Industry media outlet BlockTV discussed the lawsuit in a report on Aug. 9. According to the report, the complaint is being filed as a class action suit, and the investor ultimately plans to sue other Israeli banks on the same grounds. 

According to the report, Israeli banks are largely anti-crypto because they wish to avoid being scrutinized in connection with crypto-related firms and individuals. However, the disgruntled investor’s lawyer, Lior Lahav, has said that this is not sufficient grounds for banks to refuse services to cryptocurrency investors. Lahav stated:

“The banks have an obligation under the law to accept money from the clients […] They can check on their clients, do their due diligence, and find out where the money is coming from. The problem with the banks is that they are doing nothing. They are not asking their clients: ‘Provide me documentation of the origin of the money.’”

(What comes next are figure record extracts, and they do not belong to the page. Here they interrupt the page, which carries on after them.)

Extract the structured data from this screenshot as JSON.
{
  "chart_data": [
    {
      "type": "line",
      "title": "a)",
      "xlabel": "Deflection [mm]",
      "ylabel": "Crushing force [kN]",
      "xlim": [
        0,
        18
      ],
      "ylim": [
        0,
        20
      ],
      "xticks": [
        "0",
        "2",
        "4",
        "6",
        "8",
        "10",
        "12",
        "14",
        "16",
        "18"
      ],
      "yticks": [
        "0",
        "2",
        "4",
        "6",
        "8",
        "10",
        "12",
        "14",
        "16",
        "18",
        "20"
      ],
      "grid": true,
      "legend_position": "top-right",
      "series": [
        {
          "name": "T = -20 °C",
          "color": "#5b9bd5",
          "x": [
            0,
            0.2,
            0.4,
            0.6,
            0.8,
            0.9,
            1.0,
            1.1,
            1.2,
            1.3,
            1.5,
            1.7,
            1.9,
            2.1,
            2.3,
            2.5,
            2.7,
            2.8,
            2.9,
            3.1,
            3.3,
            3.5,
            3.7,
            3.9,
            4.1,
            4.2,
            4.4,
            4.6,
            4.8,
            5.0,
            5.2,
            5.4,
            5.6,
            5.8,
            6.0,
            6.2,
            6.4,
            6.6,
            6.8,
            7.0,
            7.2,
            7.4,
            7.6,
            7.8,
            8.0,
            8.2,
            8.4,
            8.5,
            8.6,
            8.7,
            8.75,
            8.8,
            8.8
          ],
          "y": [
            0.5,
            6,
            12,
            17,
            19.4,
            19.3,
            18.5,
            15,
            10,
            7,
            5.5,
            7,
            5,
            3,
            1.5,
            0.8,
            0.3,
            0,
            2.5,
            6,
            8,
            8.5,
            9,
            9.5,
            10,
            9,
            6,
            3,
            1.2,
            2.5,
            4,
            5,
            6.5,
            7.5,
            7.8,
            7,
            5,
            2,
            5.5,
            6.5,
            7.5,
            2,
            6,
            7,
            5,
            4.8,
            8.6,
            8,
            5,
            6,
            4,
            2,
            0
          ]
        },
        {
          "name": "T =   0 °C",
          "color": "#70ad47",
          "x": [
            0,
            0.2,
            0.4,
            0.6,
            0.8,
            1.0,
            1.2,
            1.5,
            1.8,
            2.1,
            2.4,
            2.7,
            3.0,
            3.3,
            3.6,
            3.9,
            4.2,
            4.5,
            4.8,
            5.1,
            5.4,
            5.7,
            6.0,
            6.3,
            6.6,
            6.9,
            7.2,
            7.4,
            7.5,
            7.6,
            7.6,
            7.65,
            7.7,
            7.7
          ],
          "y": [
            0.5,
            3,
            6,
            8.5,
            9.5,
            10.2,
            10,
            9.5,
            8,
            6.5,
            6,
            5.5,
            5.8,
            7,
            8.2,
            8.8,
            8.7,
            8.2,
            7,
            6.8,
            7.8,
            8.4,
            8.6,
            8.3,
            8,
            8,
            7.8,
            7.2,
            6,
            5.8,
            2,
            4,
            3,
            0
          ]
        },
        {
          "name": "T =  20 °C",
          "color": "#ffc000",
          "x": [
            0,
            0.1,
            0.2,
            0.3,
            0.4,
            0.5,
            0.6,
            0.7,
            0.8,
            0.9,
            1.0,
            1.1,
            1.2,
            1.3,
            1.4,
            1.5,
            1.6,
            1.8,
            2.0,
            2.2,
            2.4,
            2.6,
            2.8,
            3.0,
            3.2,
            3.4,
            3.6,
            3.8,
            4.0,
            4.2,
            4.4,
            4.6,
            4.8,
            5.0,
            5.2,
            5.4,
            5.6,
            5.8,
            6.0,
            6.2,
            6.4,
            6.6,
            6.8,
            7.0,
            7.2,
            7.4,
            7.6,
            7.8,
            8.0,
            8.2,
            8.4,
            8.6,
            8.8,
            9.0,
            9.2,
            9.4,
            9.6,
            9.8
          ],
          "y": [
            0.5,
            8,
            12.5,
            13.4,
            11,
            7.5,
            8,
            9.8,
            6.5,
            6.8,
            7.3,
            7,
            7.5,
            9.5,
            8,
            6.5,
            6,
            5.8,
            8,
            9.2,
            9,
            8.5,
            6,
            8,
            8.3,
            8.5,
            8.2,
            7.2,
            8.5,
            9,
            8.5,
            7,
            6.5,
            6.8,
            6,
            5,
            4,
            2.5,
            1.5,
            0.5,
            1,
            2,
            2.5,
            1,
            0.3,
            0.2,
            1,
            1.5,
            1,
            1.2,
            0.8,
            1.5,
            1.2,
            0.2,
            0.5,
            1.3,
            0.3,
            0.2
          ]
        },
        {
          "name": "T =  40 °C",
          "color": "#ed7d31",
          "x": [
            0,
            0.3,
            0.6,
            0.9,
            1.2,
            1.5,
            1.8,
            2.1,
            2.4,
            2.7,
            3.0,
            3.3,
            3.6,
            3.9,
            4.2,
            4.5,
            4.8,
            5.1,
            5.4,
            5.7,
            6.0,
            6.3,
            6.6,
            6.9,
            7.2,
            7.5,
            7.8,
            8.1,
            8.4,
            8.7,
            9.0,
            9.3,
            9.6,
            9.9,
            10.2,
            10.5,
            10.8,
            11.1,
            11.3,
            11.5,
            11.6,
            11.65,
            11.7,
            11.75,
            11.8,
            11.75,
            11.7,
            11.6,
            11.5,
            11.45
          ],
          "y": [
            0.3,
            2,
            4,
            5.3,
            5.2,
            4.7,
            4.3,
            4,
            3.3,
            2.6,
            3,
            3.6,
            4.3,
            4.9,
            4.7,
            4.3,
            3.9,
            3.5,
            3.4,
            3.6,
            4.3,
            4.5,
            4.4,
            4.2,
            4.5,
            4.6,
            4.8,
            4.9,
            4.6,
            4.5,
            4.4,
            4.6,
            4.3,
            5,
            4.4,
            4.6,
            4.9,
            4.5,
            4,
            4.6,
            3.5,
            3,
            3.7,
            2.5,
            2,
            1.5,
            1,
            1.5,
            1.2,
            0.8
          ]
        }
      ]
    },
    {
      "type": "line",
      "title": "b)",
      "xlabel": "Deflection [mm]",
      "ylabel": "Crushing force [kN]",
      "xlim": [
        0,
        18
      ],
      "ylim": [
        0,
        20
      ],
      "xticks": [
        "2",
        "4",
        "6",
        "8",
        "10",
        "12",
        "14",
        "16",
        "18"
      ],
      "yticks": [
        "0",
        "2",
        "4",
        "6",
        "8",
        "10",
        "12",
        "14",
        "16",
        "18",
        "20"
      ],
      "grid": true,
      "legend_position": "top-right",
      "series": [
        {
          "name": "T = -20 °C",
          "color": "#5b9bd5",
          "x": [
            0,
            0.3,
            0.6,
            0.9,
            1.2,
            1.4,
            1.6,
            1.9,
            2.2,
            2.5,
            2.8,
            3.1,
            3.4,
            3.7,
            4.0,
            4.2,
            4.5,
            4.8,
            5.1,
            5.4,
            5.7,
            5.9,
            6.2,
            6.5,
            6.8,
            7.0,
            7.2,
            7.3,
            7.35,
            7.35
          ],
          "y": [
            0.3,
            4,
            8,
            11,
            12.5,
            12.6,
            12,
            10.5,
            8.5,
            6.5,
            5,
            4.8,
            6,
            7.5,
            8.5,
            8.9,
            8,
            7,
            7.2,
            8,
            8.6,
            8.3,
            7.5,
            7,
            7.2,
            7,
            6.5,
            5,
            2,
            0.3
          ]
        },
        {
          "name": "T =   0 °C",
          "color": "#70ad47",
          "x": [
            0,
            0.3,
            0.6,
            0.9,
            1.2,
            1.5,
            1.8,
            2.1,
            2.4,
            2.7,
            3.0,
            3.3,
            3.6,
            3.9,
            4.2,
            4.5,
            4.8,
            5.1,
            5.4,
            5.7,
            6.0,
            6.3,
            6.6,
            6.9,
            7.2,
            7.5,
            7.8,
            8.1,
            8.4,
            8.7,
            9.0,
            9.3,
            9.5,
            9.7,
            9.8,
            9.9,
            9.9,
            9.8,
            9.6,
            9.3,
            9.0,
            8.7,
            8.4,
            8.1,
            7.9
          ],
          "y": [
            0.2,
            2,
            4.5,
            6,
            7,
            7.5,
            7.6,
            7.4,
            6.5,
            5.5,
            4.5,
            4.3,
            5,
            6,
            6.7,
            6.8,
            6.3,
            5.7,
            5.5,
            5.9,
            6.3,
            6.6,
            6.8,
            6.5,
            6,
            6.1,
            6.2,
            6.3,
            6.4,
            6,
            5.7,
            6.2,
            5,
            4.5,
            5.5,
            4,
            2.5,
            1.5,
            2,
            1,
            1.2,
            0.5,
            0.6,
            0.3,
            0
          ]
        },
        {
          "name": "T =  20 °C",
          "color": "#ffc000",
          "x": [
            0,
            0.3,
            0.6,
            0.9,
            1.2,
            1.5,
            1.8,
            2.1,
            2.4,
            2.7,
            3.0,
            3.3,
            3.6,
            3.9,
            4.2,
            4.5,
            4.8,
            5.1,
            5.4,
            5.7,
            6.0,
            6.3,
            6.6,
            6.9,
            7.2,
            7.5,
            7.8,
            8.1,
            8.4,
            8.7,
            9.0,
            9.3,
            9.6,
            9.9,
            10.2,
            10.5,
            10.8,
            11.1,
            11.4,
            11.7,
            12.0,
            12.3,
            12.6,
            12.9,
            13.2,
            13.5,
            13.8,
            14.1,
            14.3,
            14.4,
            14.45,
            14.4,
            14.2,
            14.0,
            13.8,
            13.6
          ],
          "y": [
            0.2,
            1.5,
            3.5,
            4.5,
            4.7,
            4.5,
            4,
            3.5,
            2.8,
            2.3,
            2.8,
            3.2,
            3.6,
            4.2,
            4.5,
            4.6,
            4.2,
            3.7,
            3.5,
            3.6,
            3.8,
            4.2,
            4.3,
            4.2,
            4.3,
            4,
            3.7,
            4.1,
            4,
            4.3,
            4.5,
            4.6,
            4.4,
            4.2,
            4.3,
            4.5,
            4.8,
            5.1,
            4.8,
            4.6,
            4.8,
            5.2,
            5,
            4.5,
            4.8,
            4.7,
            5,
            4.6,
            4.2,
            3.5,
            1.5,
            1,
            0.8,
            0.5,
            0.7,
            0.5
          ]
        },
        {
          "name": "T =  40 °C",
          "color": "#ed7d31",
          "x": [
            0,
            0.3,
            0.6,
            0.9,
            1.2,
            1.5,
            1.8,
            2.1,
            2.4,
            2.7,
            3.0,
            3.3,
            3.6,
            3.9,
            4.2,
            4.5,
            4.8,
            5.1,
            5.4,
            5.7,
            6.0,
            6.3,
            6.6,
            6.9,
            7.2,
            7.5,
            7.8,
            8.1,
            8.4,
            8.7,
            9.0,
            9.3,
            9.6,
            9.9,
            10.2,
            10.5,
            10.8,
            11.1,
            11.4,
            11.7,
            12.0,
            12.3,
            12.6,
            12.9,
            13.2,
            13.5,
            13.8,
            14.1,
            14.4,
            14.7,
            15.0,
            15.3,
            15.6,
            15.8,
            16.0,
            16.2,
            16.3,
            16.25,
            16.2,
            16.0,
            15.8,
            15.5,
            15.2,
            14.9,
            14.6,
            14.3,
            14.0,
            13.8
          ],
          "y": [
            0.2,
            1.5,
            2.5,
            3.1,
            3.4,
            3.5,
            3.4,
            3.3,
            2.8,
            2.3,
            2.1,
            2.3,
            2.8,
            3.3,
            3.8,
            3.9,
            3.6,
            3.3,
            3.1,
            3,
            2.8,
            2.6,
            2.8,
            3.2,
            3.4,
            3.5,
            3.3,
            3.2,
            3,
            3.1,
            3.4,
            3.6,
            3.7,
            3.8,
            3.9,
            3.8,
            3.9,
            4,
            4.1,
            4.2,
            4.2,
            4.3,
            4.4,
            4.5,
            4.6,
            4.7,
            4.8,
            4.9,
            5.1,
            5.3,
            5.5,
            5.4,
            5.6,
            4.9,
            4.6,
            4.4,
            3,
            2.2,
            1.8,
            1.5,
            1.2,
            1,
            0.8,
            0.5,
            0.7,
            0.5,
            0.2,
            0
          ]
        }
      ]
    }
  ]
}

Lahav further illustrated the scale of the issue, arguing that there are tens of thousands of Israeli investors who are similarly being punished for no apparent wrongdoing:

“There are more than 70,000 bitcoin investors in Israel who are facing the same problem from their banks […] 99 percent of them are ordinary people that invested in a thing that’s completely legal.”

Ross Gross

Lahav pointedly noted that his client is not Ross Gross. Gross is a Bitcoin investor who claimed that the bank Hapoalim refused to accept his deposit, purportedly because it came from crypto trading profits.

As previously reported by Cointelegraph, Gross began investing in Bitcoin back in 2011, and has reported his earnings to the Israeli tax authority. However, as of 2017, Bank Hapoalim stopped accepting his deposits of funds earned from Bitcoin trading. 

As a result, Gross has not been able to pay his capital gains taxes and the tax authority has put a lien on his bank account, home and scooters. Gross said, “the tax authority is aware of the problem, but they say the ball isn’t in their court.”